Pub Date: March 1st, 2019
ISBN: 978-0-691-17999-5
Publisher: Princeton Univ.

A historian thoroughly scours the record to resurrect the history of a well-intentioned ideal society that was ultimately “undermined by fatal flaws.”

Unlike many of the doomed early American experiments at colonization, such as Walter Raleigh’s “lost” Roanoke Colony and other failures in Newfoundland, Boston—created to escape “the imperial decay and religious persecution that threatened England’s government and church”—succeeded, both as a center of Atlantic Puritanism as well as a trading hub. Created by a charter issued by King Charles I in 1629, the “city-state” of Boston, writes Peterson (History/Yale Univ.; The Price of Redemption: The Spiritual Economy of Puritan New England, 1997), was founded as a “self-conscious attempt to build an autonomous self-governing republic modeled on biblical and classical republican ideals in a New World environment.” Though silver and gold were not discovered nearby, furs and codfish took their place and were entirely exploited due to a judicious bartering with the Native inhabitants, who, unlike the early settlers, were hunters and fishers.
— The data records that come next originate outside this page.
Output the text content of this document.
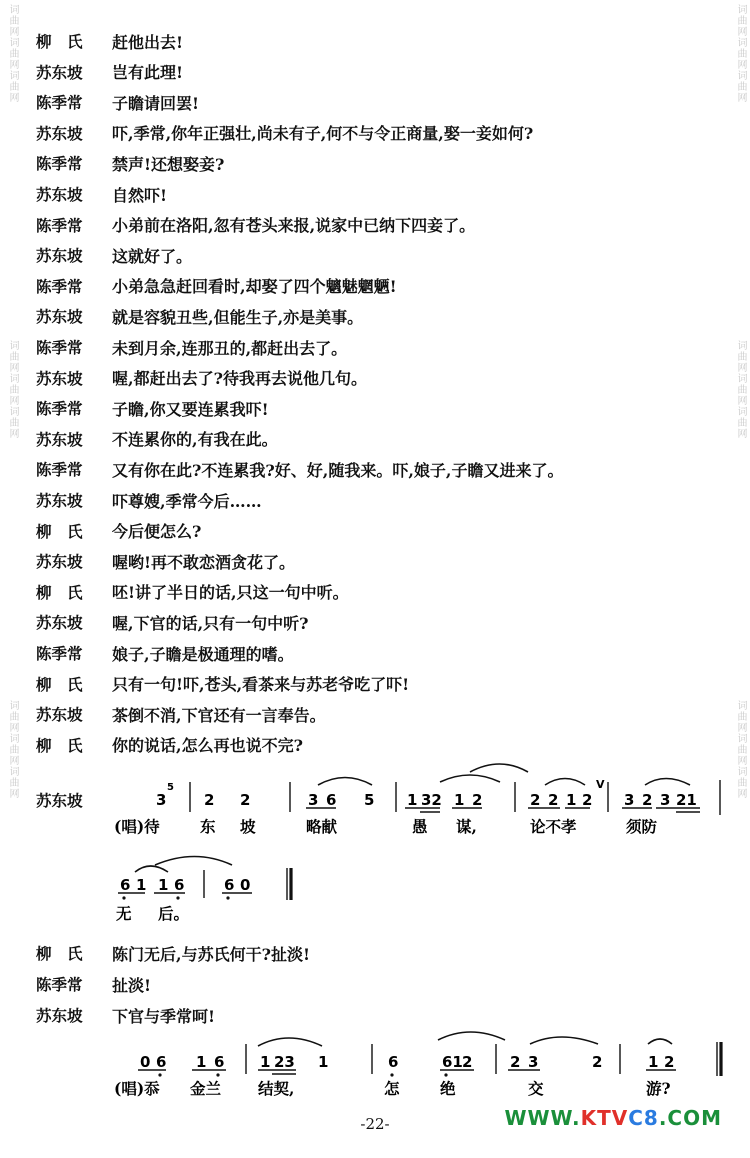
词曲网词曲网词曲网
词曲网词曲网词曲网
词曲网词曲网词曲网
词曲网词曲网词曲网
词曲网词曲网词曲网
词曲网词曲网词曲网
柳　氏	赶他出去!
苏东坡	岂有此理!
陈季常	子瞻请回罢!
苏东坡	吓,季常,你年正强壮,尚未有子,何不与令正商量,娶一妾如何?
陈季常	禁声!还想娶妾?
苏东坡	自然吓!
陈季常	小弟前在洛阳,忽有苍头来报,说家中已纳下四妾了。
苏东坡	这就好了。
陈季常	小弟急急赶回看时,却娶了四个魑魅魍魉!
苏东坡	就是容貌丑些,但能生子,亦是美事。
陈季常	未到月余,连那丑的,都赶出去了。
苏东坡	喔,都赶出去了?待我再去说他几句。
陈季常	子瞻,你又要连累我吓!
苏东坡	不连累你的,有我在此。
陈季常	又有你在此?不连累我?好、好,随我来。吓,娘子,子瞻又进来了。
苏东坡	吓尊嫂,季常今后……
柳　氏	今后便怎么?
苏东坡	喔哟!再不敢恋酒贪花了。
柳　氏	呸!讲了半日的话,只这一句中听。
苏东坡	喔,下官的话,只有一句中听?
陈季常	娘子,子瞻是极通理的嗜。
柳　氏	只有一句!吓,苍头,看茶来与苏老爷吃了吓!
苏东坡	茶倒不消,下官还有一言奉告。
柳　氏	你的说话,怎么再也说不完?
苏东坡	3
5
2 2	3 6 5 1 32 1 2	2 2 1 2
V
3 2 3 21
(唱)待	东 坡	略献	愚 谋,	论不孝	须防
6 1 1 6	6 0
无 后。
柳　氏	陈门无后,与苏氏何干?扯淡!
陈季常	扯淡!
苏东坡	下官与季常呵!
0 6 1 6 1 23 1	6	61 2	2 3	2	1 2
(唱)忝 金兰 结契,	怎	绝	交	游?
-22-	WWW.KTVC8.COM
When these commodities became scarce and the economy in relation to English trade tanked, the enterprising Bostonians looked to the Caribbean colonies, where sugar production was booming. They began building their own ships, and slaves were imported by the mid-17th century. Sustaining Indian wars and Atlantic trade competition, Boston emerged from being a “backwater, a bystander in the puritan crusade against the Spanish foe, into a new transatlantic center of colonization to which other plantations looked for assistance.” From there, Boston exerted its unique position by issuing its own coins, extending its territorial reach, and “fending off the crown’s agents.” Through specific historical personages such as John Adams and African-American poet Phillis Wheatley and chapters framed on biblical allusions (“The Selling of Joseph”), Peterson leads us through the city’s Enlightenment ideals and how they clashed with the city’s links to the American South’s slave-driven economy.

A meaty, methodical exploration of a crucial American founding stronghold.